Pour résoudre ce problème, nous préférons maintenant couper leur élan préflop, et ramasser leur mise sans showdown, en plus des blinds bien sûr. Quand le coup va jusqu'au flop, vous avez l'initiative en tant que dernier relanceur et pourrez souvent ramasser le pot avec une simple mise de continuation (continuation bet ou c-bet). J'ai commencé à jouer des 3-bets il y a environ deux ans, et je me souviens encore de mes premières tentatives. J'avais relancé un joueur avec A♣K♣ et raté le flop, mais je faisais quand même mon continuation bet et eut le plaisir de voir mon adversaire se coucher.
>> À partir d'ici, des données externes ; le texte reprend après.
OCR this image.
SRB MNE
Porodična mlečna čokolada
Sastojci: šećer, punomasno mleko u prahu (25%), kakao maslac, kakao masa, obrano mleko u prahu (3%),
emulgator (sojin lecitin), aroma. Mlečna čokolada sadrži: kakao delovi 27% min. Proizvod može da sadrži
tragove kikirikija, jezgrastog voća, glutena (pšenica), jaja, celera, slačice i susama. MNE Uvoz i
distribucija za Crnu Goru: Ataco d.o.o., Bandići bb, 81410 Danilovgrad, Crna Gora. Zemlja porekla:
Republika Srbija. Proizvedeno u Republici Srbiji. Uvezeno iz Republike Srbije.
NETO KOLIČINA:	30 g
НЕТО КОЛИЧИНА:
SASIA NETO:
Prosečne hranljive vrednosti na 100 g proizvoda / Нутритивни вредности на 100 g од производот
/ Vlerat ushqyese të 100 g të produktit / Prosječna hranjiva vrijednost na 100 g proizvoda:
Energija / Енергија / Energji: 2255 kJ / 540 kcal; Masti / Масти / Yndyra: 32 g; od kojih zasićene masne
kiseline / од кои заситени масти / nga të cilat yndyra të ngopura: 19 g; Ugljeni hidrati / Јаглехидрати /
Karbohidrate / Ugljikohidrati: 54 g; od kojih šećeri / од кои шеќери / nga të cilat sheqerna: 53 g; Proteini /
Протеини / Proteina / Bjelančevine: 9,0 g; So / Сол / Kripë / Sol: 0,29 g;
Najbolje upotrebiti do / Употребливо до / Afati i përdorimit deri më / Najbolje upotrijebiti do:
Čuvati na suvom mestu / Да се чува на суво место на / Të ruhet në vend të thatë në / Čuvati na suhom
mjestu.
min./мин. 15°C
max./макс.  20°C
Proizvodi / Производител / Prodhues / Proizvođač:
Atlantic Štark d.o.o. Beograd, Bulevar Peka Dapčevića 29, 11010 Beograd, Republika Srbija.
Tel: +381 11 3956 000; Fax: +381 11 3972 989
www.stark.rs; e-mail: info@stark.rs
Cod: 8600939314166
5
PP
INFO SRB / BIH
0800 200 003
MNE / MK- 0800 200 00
Je me suis alors dit, si ça marche si bien avec des mains comme AK, AQ et AJ, pourquoi cela ne marcherait-il pas avec 5♣7♣ ? A priori, si vous faites exactement les mêmes mises, vous représentez la même sélection de mains aux yeux de votre adversaire. C'est comme ça que j'ai commencé diverses expériences avec les 3-bets.
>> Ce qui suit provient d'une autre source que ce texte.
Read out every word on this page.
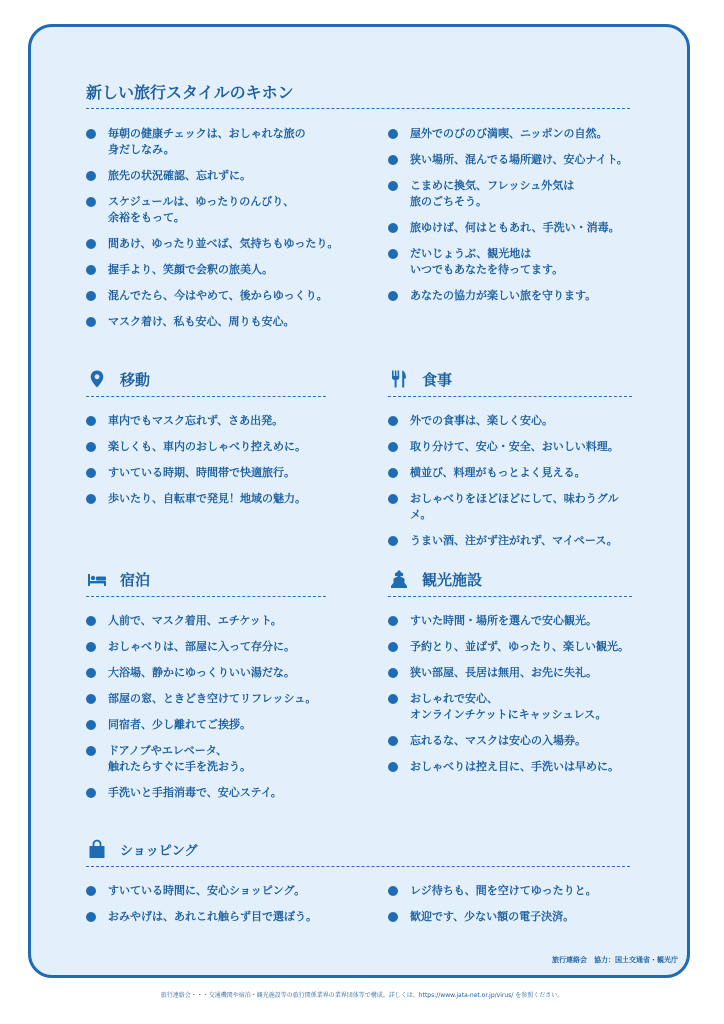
新しい旅行スタイルのキホン
毎朝の健康チェックは、おしゃれな旅の
身だしなみ。
旅先の状況確認、忘れずに。
スケジュールは、ゆったりのんびり、
余裕をもって。
間あけ、ゆったり並べば、気持ちもゆったり。
握手より、笑顔で会釈の旅美人。
混んでたら、今はやめて、後からゆっくり。
マスク着け、私も安心、周りも安心。
屋外でのびのび満喫、ニッポンの自然。
狭い場所、混んでる場所避け、安心ナイト。
こまめに換気、フレッシュ外気は
旅のごちそう。
旅ゆけば、何はともあれ、手洗い・消毒。
だいじょうぶ、観光地は
いつでもあなたを待ってます。
あなたの協力が楽しい旅を守ります。
移動
車内でもマスク忘れず、さあ出発。
楽しくも、車内のおしゃべり控えめに。
すいている時期、時間帯で快適旅行。
歩いたり、自転車で発見！地域の魅力。
食事
外での食事は、楽しく安心。
取り分けて、安心・安全、おいしい料理。
横並び、料理がもっとよく見える。
おしゃべりをほどほどにして、味わうグルメ。
うまい酒、注がず注がれず、マイペース。
宿泊
人前で、マスク着用、エチケット。
おしゃべりは、部屋に入って存分に。
大浴場、静かにゆっくりいい湯だな。
部屋の窓、ときどき空けてリフレッシュ。
同宿者、少し離れてご挨拶。
ドアノブやエレベータ、
触れたらすぐに手を洗おう。
手洗いと手指消毒で、安心ステイ。
観光施設
すいた時間・場所を選んで安心観光。
予約とり、並ばず、ゆったり、楽しい観光。
狭い部屋、長居は無用、お先に失礼。
おしゃれで安心、
オンラインチケットにキャッシュレス。
忘れるな、マスクは安心の入場券。
おしゃべりは控え目に、手洗いは早めに。
ショッピング
すいている時間に、安心ショッピング。
おみやげは、あれこれ触らず目で選ぼう。
レジ待ちも、間を空けてゆったりと。
歓迎です、少ない額の電子決済。
旅行連絡会　協力：国土交通省・観光庁
旅行連絡会・・・交通機関や宿泊・観光施設等の旅行関係業界の業界団体等で構成。詳しくは、https://www.jata-net.or.jp/virus/ を参照ください。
Point très important : votre triple-mise doit toujours être du même montant. Bien sûr vous pouvez varier un peu dans une certaine mesure, notamment en fonction du profil de votre adversaire, mais vous devez toujours vous assurer que la côte implicite du relanceur adverse est la plus basse possible. Si vous êtes en position vous pouvez faire une sur-relance standard. En général je sur-relance de 3 fois sa relance + 1 grosse blind. S'il y avait un limpeur avant le relanceur, je sur-relance alors de 3 fois sa relance + 2 grosses blinds. Si je suis hors de position (aux blinds par exemple) je sur-relance encore un peu plus fort, environ 3 fois la relance + 3 grosses blinds. Il a l a position et donc plus de côte implicite qu'hors de position. En ajoutant une ou deux grosses blinds à votre sur-relance, cela sera beaucoup plus difficile pour votre adversaire de vous payer avec ses mains les plus marginales.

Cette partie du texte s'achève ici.